Bruno Martin, associé, et Jean-Jacques Benattar, avocat au cabinet Courtois Lebel, département Concurrence et distributionTrois conditions doivent être réunies pour qu’un réseau de distribution sélective soit licite. Or, un récent arrêt de la Cour d’appel de Paris déclare tout de même un réseau illicite, au vu de certaines stipulations contractuelles du contrat de distribution sélective.

L’arrêt commenté a été rendu par la Cour d’appel de Paris dans une affaire relative au réseau de distribution sélective de la filiale française du groupe Coty qui commercialise en France des produits cosmétiques et de parfumerie de luxe pour lesquels elle détient des licences exclusives d’exploitation.

La société Coty reprochait aux promoteurs d’un site commercialisant sur internet des parfums à prix réduits, dont certains étaient couverts par les licences exclusives d’exploitation dont elle était titulaire, de porter atteinte à son réseau de distribution sélective et par ces agissements de procéder à une concurrence déloyale.

L’organisateur d’un réseau de distribution sélective doit en démontrer l’existence et la licéité

Conformément à sa jurisprudence, la Cour de Paris rappelle qu’il appartient à l’organisateur d’un réseau de distribution sélective, qui en invoque le respect, de démontrer son existence et sa licéité au regard des règles de concurrence.

- Sur l’existence du réseau

Pour démontrer l’existence du réseau de distribution sélective, l’organisateur du réseau doit produire un contrat conclu avec l’un de ses distributeurs sélectionnés et antérieur aux faits à l’origine du litige, comportant une stipulation destinée à assurer l’étanchéité juridique du réseau sur le territoire français, en interdisant la vente à des distributeurs non agréés.

La Cour précise à cet égard que d’anciennes décisions de justice intervenues entre la société Coty et des tiers, qui ont pu reconnaitre l’existence ou la validité du réseau, ne peuvent suffire pour faire la preuve, dans ce litige, de l’existence et de la licéité du réseau.

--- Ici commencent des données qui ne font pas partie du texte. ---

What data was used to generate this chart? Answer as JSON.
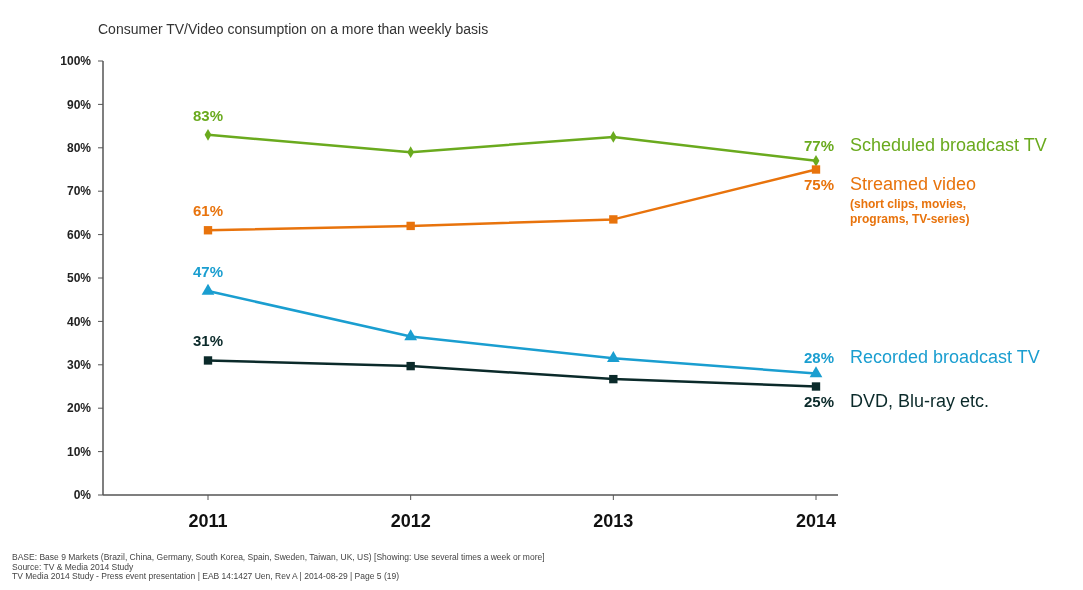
{
  "chart_data": {
    "type": "line",
    "title": "Consumer TV/Video consumption on a more than weekly basis",
    "categories": [
      "2011",
      "2012",
      "2013",
      "2014"
    ],
    "ylim": [
      0,
      100
    ],
    "yticks": [
      {
        "value": 0,
        "label": "0%"
      },
      {
        "value": 10,
        "label": "10%"
      },
      {
        "value": 20,
        "label": "20%"
      },
      {
        "value": 30,
        "label": "30%"
      },
      {
        "value": 40,
        "label": "40%"
      },
      {
        "value": 50,
        "label": "50%"
      },
      {
        "value": 60,
        "label": "60%"
      },
      {
        "value": 70,
        "label": "70%"
      },
      {
        "value": 80,
        "label": "80%"
      },
      {
        "value": 90,
        "label": "90%"
      },
      {
        "value": 100,
        "label": "100%"
      }
    ],
    "grid": false,
    "series": [
      {
        "name": "Scheduled broadcast TV",
        "color": "#6aaa1e",
        "marker": "diamond",
        "values": [
          83,
          79,
          82.5,
          77
        ],
        "value_labels": [
          "83%",
          null,
          null,
          "77%"
        ]
      },
      {
        "name": "Streamed video",
        "color": "#e8730c",
        "marker": "square",
        "values": [
          61,
          62,
          63.5,
          75
        ],
        "value_labels": [
          "61%",
          null,
          null,
          "75%"
        ]
      },
      {
        "name": "Recorded broadcast TV",
        "color": "#1a9ed0",
        "marker": "triangle",
        "values": [
          47,
          36.5,
          31.5,
          28
        ],
        "value_labels": [
          "47%",
          null,
          null,
          "28%"
        ]
      },
      {
        "name": "DVD, Blu-ray etc.",
        "color": "#0b2a2a",
        "marker": "square",
        "values": [
          31,
          29.7,
          26.7,
          25
        ],
        "value_labels": [
          "31%",
          null,
          null,
          "25%"
        ]
      }
    ],
    "annotations": [
      "(short clips, movies, programs, TV-series)",
      "BASE: Base 9 Markets (Brazil, China, Germany, South Korea, Spain, Sweden, Taiwan, UK, US) [Showing: Use several times a week or more]",
      "Source: TV & Media 2014 Study",
      "TV Media 2014 Study - Press event presentation | EAB 14:1427 Uen, Rev A | 2014-08-29 | Page 5 (19)"
    ]
  }
}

- Sur la licéité du réseau

La Cour rappelle que pour déterminer la validité d’un réseau, il convient de se référer à l’article 81 § 1 (devenu l’article 101 § 1) du Traité sur le fonctionnement de l’Union Européenne ou de l’article L. 420-1 du Code de commerce et vérifier si trois conditions sont réunies cumulativement à savoir que :

1) la nature du produit requiert un système de distribution sélective pour en préserver la qualité et en assurer l’usage,

2) les revendeurs soient choisis sur la base de critères objectifs de caractère qualitatif fixés de manière uniforme pour tous les revendeurs potentiels et appliqués de façon non discriminatoire,

3) les critères retenus n’excèdent pas ce qui est nécessaire (critère de proportionnalité).

Sur le plan factuel, la Cour relève que le contrat prévoit des critères de sélection des distributeurs suffisamment précis, à savoir :

- refléter le prestige des marques,
- être en zone de standing et de notoriété élevée,
- avoir la réputation d’offrir des services de qualité et une assistance à la clientèle,
- être dans un environnement où les boutiques voisines sont de nature comparable,
- avoir un standing et un aspect extérieur comparables traduisant la nécessité de maintenir le prestige des marques et du luxe grâce à la qualification du distributeur, à la qualité du point de vente et à un environnement adapté.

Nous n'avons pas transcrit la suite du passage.